Allen was reluctant. He already had a pro sports team, the NBA’s Portland Trail Blazers, which he bought for a then-outrageous $70 million in 1988 after Microsoft went public. Allen had a hundred other interests and no appetite for media attention, as did bloviating team owners such as Jerry Jones and George Steinbrenner.

He also suspected Behring wanted an offer to use as leverage against a bid by Michael Ovitz, president of the Disney Co., who wanted to own a team in the empty market of Los Angeles.

But von Reichbauer and Allen’s inner circle persuaded Allen that a $200 million offer would be accepted. Allen had a condition — he wanted a partnership deal with King County that would create a stadium and events center to replace the county’s failing Kingdome. The deal included a $300 million public subsidy. Allen would pay $130 million and cover cost overruns.

King County and the state wanted cover — a public vote, a single-item special election. Allen agreed to pay for the staging expenses, as well as violate his then-extreme desire for privacy by appearing in a TV commercial touting the plan’s virtues.

Against all odds, the statewide measure to subsidize a billionaire won by a 51-49 margin. It remains one of the most preposterous stories in Seattle’s sports history.

The Seahawks are now worth $2.58 billion, according to Forbes’ annual valuation survey. They have been to three Super Bowls, winning one, and apparently have become a bit of a global darling.

“There’s not a team in the sports world that has more avid fans,” said Tod Leiweke. “It was an outpost in the NFL and now it’s one of sports’ most vibrant teams.

“He created that.”

Leiweke is a little biased. From 2003 to 2010 in Seattle, he was Allen’s sports prime minister, running the Seahawks, taking over the Blazers, launching the Seattle Sounders of MLS.

He’s back now, head of Seattle Hockey Partners, about to land a National Hockey League franchise for a made-over KeyArena — another preposterous moment pending in Seattle sports. He’s back in part because he shares a thing that drove Allen — a love of Seattle.

“He has places all over the world — he could could have lived anywhere,” Leiweke said. “But this place always would be home.”

As he talked by phone Monday of Allen’s death at 65, a victim of non-Hodgkins lymphoma, a blood cancer that haunted most of his adult life, Leiweke’s voice began to crack.

“Besides losing a guy who I had great affection for, we all lost a dreamer,” he said. “He was a very competitive guy who always wanted to win, and he gave his teams every resource to do that.
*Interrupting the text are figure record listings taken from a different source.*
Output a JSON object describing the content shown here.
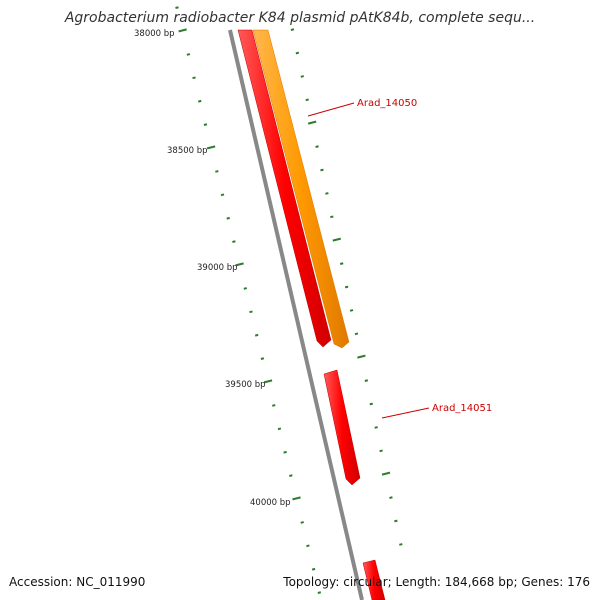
{
  "title": "Agrobacterium radiobacter K84 plasmid pAtK84b, complete sequ...",
  "footer": {
    "accession": "Accession: NC_011990",
    "summary": "Topology: circular; Length: 184,668 bp; Genes: 176"
  },
  "ruler": {
    "labels": [
      "38000 bp",
      "38500 bp",
      "39000 bp",
      "39500 bp",
      "40000 bp"
    ],
    "tick_color": "#2e7d2e"
  },
  "genes": [
    {
      "name": "Arad_14050",
      "color": "#ff9900"
    },
    {
      "name": "Arad_14051",
      "color": "#ff0000"
    }
  ],
  "colors": {
    "backbone": "#888888",
    "orange_feature": "#ff9900",
    "red_feature": "#ff0000",
    "label": "#cc0000"
  }
}
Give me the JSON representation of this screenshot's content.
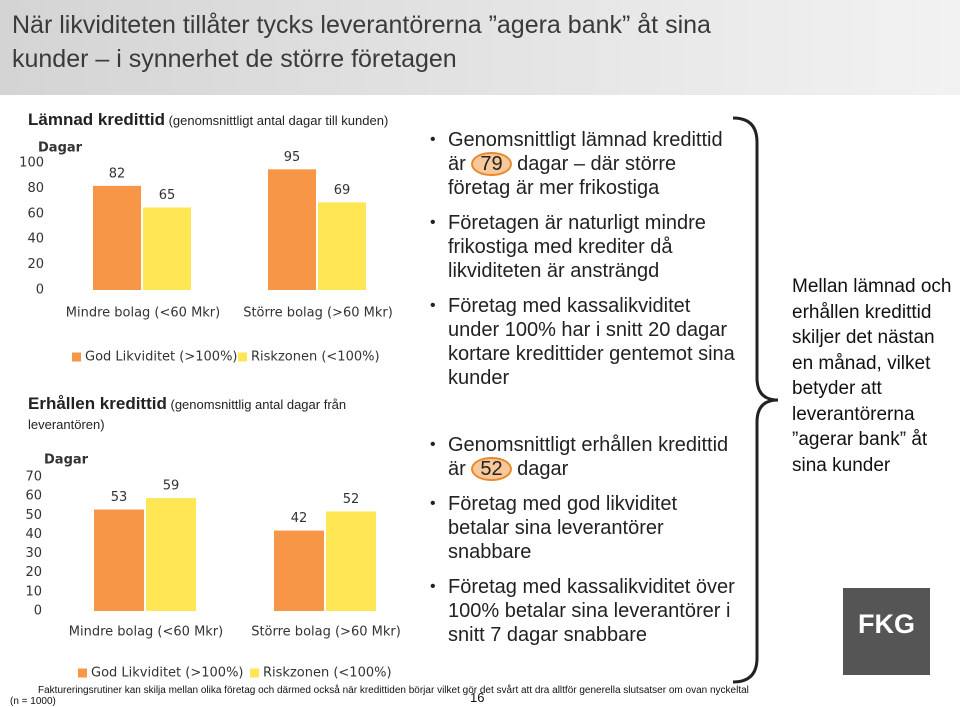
{
  "header": {
    "title": "När likviditeten tillåter tycks leverantörerna ”agera bank” åt sina kunder – i synnerhet de större företagen"
  },
  "chart_data": [
    {
      "type": "bar",
      "title": "Lämnad kredittid",
      "subtitle": "(genomsnittligt antal dagar till kunden)",
      "y_label": "Dagar",
      "categories": [
        "Mindre bolag (<60 Mkr)",
        "Större bolag (>60 Mkr)"
      ],
      "series": [
        {
          "name": "God Likviditet (>100%)",
          "color": "#f79646",
          "values": [
            82,
            95
          ]
        },
        {
          "name": "Riskzonen (<100%)",
          "color": "#ffe655",
          "values": [
            65,
            69
          ]
        }
      ],
      "ylim": [
        0,
        100
      ],
      "yticks": [
        0,
        20,
        40,
        60,
        80,
        100
      ],
      "grid": false,
      "legend": "bottom"
    },
    {
      "type": "bar",
      "title": "Erhållen kredittid",
      "subtitle": "(genomsnittlig antal dagar från leverantören)",
      "y_label": "Dagar",
      "categories": [
        "Mindre bolag (<60 Mkr)",
        "Större bolag (>60 Mkr)"
      ],
      "series": [
        {
          "name": "God Likviditet (>100%)",
          "color": "#f79646",
          "values": [
            53,
            42
          ]
        },
        {
          "name": "Riskzonen (<100%)",
          "color": "#ffe655",
          "values": [
            59,
            52
          ]
        }
      ],
      "ylim": [
        0,
        70
      ],
      "yticks": [
        0,
        10,
        20,
        30,
        40,
        50,
        60,
        70
      ],
      "grid": false,
      "legend": "bottom"
    }
  ],
  "bullet_groups": [
    [
      {
        "text": "Genomsnittligt lämnad kredittid är",
        "highlight": "79",
        "after": "dagar – där större företag är mer frikostiga"
      },
      {
        "text": "Företagen är naturligt mindre frikostiga med krediter då likviditeten är ansträngd"
      },
      {
        "text": "Företag med kassalikviditet under 100% har i snitt 20 dagar kortare kredittider gentemot sina kunder"
      }
    ],
    [
      {
        "text": "Genomsnittligt erhållen kredittid är",
        "highlight": "52",
        "after": "dagar"
      },
      {
        "text": "Företag med god likviditet betalar sina leverantörer snabbare"
      },
      {
        "text": "Företag med kassalikviditet över 100% betalar sina leverantörer i snitt 7 dagar snabbare"
      }
    ]
  ],
  "summary": "Mellan lämnad och erhållen kredittid skiljer det nästan en månad, vilket betyder att leverantörerna ”agerar bank” åt sina kunder",
  "logo": "FKG",
  "footer": {
    "sample": "(n = 1000)",
    "note": "Faktureringsrutiner kan skilja mellan olika företag och därmed också när kredittiden börjar vilket gör det svårt att dra alltför generella slutsatser om ovan nyckeltal",
    "page": "16"
  }
}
“He was a guy who delivered, for his partners, businesses, employees, his fans and his town, more than he was asked. And he kept dreaming — brain science, sports, music, arts.”

Allen’s reach in Seattle touched many.

“No one had a bigger impact than Paul in culture, sports and real estate,” von Reichbauer said. “I valued him as a fan and respected him as an elected official because he never abused his position.”

Allen also dreamed of a world without cancer, Leiweke said. That dream was more difficult to realize than building a national sports champion.

I’ve written before that a fundamental aspect of sustainable success in the salary-capped NFL is a high-functioning vertical alignment from owner to coach to quarterback. The Patriots have it under Robert Kraft, Bill Belichick and Tom Brady. The Seahawks have it under Allen, coach Pete Carroll and QB Russell Wilson.

That has changed. I do not know what is next.

In the shortest term, Leiweke knew what was next for him. He and Allen live on Mercer Island.

“I’m going to take out a paddleboard and go over in front of his house,” he said. “I’m going to say a prayer.”

How Seattle.

Yet now Seattle is sadly different without the hometown dreamer.